The Dells, the GMs and even the Marriotts are not the norm when it comes to corporate blogging. In fact, a small percentage of Fortune 500 companies have an external blog.
Todd Defren at PR Squared posted recently about his chat with Fortune 500 marketers asking very basic questions about blogging. The good news, he says, is that they are interested and engaged… even cautiously experimental.
Over at MicroPersuasion, Steve Rubel talks about the new Forester Research report from Charlene Li and Josh Bernoff called Social Technographics. Their research uses the analogy of the participation ladder that looks a little something like this:

The majority of people are “inactives” (52%). This group does not read blogs, watch peer-generated video (YouTube, Google Video), listen to podcasts, use social networks (MySpace, Facebook), use RSS, tag Web pages, comment on blogs, publish or maintain a blog, upload video or publish a Web page.
Borrowing a phrase from the diffusion of innovations theory, as public relations PRos, we understand that innovators and early adopters are not the majority of consumers (or clients or stakeholders). The category breakdown looks like this: (from Wikipedia, which does a nice job with these descriptions).
- innovators – venturesome, educated, multiple info sources, greater propensity to take risk (2.5% of people)
- early adopters – social leaders, popular, educated (13.5%)
- early majority – deliberate, many informal social contacts (34%)
- late majority – skeptical, traditional, lower socio-economic status (34%)
- laggards – neighbours and friends are main info sources, fear of debt (16%)
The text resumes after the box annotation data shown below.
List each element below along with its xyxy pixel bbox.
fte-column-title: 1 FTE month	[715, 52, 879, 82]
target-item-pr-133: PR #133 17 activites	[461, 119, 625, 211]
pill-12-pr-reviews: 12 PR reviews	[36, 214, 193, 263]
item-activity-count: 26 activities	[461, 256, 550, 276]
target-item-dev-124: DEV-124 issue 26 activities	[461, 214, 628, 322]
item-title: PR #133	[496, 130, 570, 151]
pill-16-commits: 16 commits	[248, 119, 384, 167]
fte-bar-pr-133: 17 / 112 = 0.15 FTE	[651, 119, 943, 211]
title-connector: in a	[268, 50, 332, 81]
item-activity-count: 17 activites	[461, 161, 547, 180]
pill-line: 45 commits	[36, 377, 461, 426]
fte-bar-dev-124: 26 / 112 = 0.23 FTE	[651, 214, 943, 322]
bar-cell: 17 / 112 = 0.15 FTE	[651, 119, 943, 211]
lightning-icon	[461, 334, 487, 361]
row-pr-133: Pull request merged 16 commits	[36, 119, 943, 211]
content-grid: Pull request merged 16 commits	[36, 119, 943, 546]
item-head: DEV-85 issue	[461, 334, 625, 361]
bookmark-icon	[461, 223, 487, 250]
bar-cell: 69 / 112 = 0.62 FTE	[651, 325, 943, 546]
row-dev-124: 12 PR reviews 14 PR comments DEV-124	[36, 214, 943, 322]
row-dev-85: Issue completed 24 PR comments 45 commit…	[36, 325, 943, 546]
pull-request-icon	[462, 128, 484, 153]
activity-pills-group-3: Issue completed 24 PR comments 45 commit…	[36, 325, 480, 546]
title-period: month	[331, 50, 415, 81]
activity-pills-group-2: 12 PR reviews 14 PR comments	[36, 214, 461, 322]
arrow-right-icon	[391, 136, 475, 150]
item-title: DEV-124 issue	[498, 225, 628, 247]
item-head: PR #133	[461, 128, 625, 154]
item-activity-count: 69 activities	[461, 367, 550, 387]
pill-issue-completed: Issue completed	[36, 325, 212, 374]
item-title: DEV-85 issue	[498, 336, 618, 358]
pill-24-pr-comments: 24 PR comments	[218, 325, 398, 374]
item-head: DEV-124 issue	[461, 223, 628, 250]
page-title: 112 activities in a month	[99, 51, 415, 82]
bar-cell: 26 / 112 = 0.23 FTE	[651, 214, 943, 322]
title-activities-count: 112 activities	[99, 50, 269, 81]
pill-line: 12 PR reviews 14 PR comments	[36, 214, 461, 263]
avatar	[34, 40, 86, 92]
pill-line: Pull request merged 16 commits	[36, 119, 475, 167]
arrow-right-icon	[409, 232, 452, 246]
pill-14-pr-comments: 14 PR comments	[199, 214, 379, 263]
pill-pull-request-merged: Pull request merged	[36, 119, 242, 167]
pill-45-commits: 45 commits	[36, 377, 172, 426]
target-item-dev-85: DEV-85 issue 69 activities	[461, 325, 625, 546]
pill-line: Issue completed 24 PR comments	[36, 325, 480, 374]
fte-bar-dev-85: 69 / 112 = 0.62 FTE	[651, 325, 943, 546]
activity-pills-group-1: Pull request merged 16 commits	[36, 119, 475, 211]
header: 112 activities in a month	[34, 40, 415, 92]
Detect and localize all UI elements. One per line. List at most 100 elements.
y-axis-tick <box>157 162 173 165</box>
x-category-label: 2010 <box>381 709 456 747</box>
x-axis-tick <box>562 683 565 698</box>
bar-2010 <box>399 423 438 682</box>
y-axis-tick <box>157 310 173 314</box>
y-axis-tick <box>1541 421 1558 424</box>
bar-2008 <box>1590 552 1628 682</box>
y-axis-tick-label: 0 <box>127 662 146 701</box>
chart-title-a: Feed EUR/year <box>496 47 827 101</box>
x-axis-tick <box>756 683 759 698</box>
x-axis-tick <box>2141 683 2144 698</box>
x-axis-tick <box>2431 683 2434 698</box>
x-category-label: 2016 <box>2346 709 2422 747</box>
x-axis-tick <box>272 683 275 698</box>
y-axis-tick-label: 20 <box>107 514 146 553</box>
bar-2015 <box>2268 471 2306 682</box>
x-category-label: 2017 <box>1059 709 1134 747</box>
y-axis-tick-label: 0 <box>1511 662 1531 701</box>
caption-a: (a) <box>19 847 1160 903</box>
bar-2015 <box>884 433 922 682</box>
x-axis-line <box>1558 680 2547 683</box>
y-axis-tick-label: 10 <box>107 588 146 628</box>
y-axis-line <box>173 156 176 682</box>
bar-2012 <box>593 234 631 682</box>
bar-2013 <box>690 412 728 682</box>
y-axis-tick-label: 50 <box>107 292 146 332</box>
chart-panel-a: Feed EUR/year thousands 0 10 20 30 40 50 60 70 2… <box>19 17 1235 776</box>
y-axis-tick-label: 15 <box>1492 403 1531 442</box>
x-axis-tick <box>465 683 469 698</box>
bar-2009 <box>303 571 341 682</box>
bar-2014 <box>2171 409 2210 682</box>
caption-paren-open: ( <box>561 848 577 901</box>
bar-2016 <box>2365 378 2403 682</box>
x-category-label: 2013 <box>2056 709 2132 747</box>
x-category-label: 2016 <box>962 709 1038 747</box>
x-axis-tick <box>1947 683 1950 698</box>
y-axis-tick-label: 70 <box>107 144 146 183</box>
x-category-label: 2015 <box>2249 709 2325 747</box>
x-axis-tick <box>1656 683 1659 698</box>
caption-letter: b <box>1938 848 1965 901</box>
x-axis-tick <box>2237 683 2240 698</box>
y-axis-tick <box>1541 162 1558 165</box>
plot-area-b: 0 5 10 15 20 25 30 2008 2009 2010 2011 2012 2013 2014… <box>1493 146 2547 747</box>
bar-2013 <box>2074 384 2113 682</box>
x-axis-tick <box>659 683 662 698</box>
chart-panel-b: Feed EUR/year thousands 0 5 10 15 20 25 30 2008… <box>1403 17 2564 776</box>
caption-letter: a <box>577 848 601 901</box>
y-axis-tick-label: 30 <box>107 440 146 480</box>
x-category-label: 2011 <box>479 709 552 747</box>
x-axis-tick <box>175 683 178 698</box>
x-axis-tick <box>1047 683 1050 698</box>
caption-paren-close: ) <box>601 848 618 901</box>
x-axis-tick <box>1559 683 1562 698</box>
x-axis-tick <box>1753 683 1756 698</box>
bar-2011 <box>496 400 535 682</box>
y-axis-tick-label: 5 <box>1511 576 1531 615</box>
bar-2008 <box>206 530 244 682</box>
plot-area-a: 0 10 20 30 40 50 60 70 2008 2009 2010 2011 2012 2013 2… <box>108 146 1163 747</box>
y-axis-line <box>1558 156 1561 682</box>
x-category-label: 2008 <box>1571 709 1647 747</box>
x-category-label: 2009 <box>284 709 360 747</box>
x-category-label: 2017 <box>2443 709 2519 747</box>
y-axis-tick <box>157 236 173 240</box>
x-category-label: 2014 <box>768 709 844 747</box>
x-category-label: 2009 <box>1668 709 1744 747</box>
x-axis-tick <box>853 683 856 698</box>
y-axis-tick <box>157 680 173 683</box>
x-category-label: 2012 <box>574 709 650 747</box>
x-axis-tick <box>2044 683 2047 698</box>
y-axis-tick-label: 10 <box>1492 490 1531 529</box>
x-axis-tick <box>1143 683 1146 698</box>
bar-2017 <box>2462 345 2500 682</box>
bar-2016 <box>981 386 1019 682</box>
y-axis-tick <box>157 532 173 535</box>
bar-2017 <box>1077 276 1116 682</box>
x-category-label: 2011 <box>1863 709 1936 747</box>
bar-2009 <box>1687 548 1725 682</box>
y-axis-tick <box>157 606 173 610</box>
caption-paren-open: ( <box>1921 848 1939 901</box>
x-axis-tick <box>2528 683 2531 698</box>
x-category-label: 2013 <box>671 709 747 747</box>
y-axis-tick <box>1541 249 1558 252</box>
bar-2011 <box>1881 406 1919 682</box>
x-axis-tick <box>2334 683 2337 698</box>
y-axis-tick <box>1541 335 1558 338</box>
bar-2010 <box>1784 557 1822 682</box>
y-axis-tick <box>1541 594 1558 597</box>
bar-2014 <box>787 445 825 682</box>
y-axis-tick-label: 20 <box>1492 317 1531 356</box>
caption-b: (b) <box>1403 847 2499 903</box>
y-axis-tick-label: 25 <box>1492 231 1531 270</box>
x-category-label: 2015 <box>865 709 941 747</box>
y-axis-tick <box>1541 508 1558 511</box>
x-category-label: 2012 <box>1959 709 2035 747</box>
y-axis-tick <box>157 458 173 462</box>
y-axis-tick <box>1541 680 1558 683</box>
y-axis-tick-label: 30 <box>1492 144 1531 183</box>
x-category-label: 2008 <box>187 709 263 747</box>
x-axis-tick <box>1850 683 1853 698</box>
Early adopters are important for communicators to reach because of the “social leader” and “popular” ideas in the categories above. But the higher the costs (financial, social/reputational, opportunity), the longer it takes for an idea to diffuse. And really, participating in social media has a high cost.
As you think about recommending social media strategies to clients in the future, or how to participate in them yourself, consider these categories (both Li’s and the diffusion categories). Based on where your audiences are on the participation ladder, what strategies and tactics will you need to use?